Rıdvan Dilmen (Milliyet): Yüksek konsantrasyon
İnanılmaz gergin başladı Kadıköy serüveni... Daha ısınırken tansiyon yükseldi. Fenerbahçe de müthiş bir presle oyuna girdi. Daha ilk dakikada Emre, Baros’u düşürdü. Sakatlanan Baros oyunu terketti. Galatasaray takımı bir anda sindi. Baskı üzerine baskı Fenerbahçe’ye golü de getirdi.
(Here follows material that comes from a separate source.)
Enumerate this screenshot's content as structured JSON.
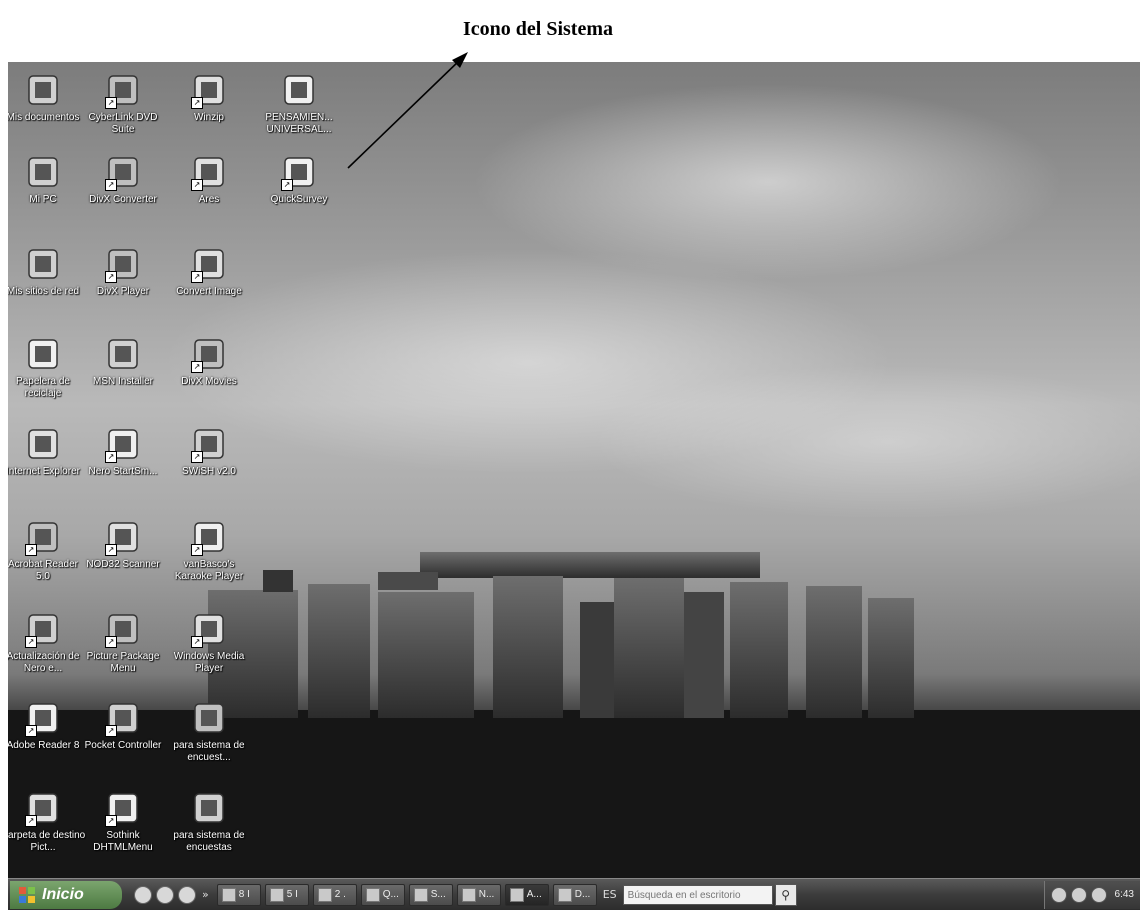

Fenerbahçe maça önde pres ile başlayınca Galatasaray’ın hem etkili hücum girişi promosyon çakmak mlerini durdurmuş oldular, hem de savunmasını hataya zorladılar.
1-0’dan sonra rakibi savunmada karşıladılar, çabuk ataklarda pozisyon kovaladılar. Ancak son paslarda başarılı olamadıkları için sadece bir duran topta Lugano’nun kafa vuruşuyla yüzde yüz gol kaçırdılar.
İkinci yarıda Fenerbahçe yine baskılıydı. Hücum preste kaptıkları bir top sonrası penaltı geldi. 7-8 dakika skoru 2-0’da tutabilseler Galatasaray maça erken havlu atacaktı. Ancak bir duran topla golü yediler.
Tam bu sırada Teknik Direktör Rijkaard, Fenerbahçe’nin ekmeğine yağ süren bir değişikliğe gitti. Arda’yı çıkardı, Kewell’ı aldı. Arda ne kadar kötü oynasa da sahada iş yapabilecek birkaç isimden biriydi. Ardından Keita da gereksiz yere atılınca Galatasaray’ın pozisyona dönüşmeyen hücumları da durdu. Rijkaard’ın aslında ilk olarak sarı kartı olan Keita’yı çıkarması gerekiyordu. Bu ortam Fenerbahçe’nin tüm ipleri eline almasını sağladı. Açıkcası maç bitimine kadar 3-4 net pozisyonu değerlendiremediler. Son dakikada Güiza ile skoru garantiye alabildiler.
Fenerbahçe takımının ve Teknik Direktör Daum’un yapamadığı en önemli şey skor 2-1 iken ve rakip 10 kişi kalmışken geride beklemekti. Şükrü Saracoğlu Stadı hakikaten Türkiye’nin en ciddi deplasmanı, özellikle de Galatasaray için.
Tribünler müthiş bir konsantrasyon içinde, takımı sürekli ateşliyorlar. Fenerbahçe takımı bu desteğin ve ortaya koyduğu müthiş mücadelenin karşılığında çok daha rahat bir galibiyet elde etmeliydi.
Fenerbahçe’nin attığı ilk gol ofsayt kokuyordu. Servet’in ceza alanı içinde Lugano’ya yaptığı hareket de penaltıydı.